In general: it’s not realiable when Tsung nodes become heavily loaded. I can understand it, of course. The thing is, I was’t particularly happy with using another Erlang node running custom code just for pinging two clients and checking latencies.
A lot of “manufacture” when using more than one network interface
Good thing is that Tsung nodes allow usage of more than one interface (Kernel bless the quite low limit on port number range per interface…). Less nice is that for each client you have to precisely specify IP of every interface you’d like to use. I think the most preferable solution would be to specify subnet and have nodes use all interfaces that have IP in this subnet.
Please do not think I hate this tool. It was very helpful:
Very good monitoring
Built-in monitoring (except for latency measurement) provides wide range of various parameters, of which for me the most helpful were CPU & RAM usage and request rate. Since gnuplot is used for creating graphs, Tsung creates a lot of gnuplot-friendly data files you can use to create your own images. Actually, I usually opened mentioned graphs in Eye of Gnome and had them constantly updated by watchn executing tsung_stats.pl.

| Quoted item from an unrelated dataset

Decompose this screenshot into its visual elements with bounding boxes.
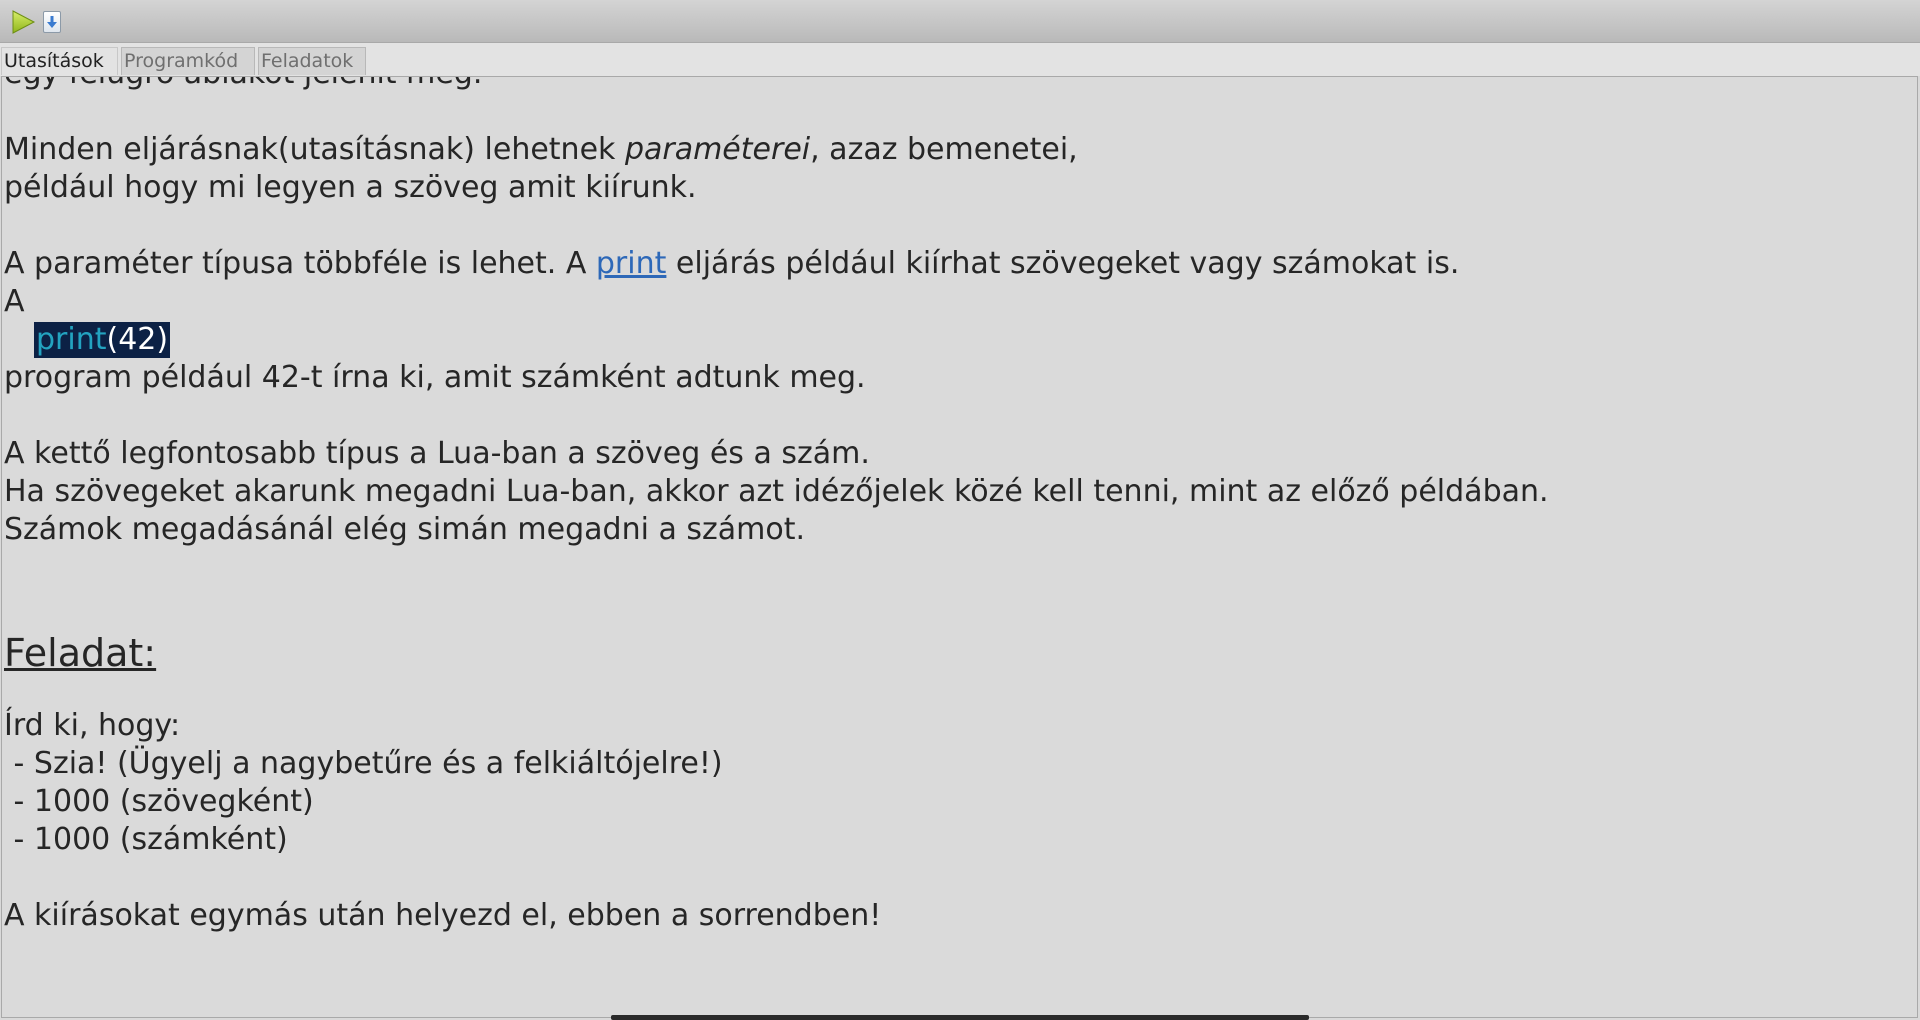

Actually I never experienced a sudden crash e.g. after an hour of running the load test. When something went wrong, it wasn’t because of some bug in the core code.
Sometimes it requires more processing power to generate the load than handle it. Tsung was perfectly able to manage 10 nodes.
Does its job
When i dealt with the issues described earlier, Tsung eventually proved to be a good tool. It has many configuration options and since it is written in Erlang, it wasn’t hard to adjust some aspects in the source code. It is fairly easy to use, with some nice sample scenarios publicly available. After initial setup performing tests themselves was quite pleasant.
Would I ever use it again? Probably yes. I have the scenario- and knowledgebase that would allow me to skip the initial difficulties. On the other hand I would certainly welcome similar project dedicated for XMPP with friendly learning curve.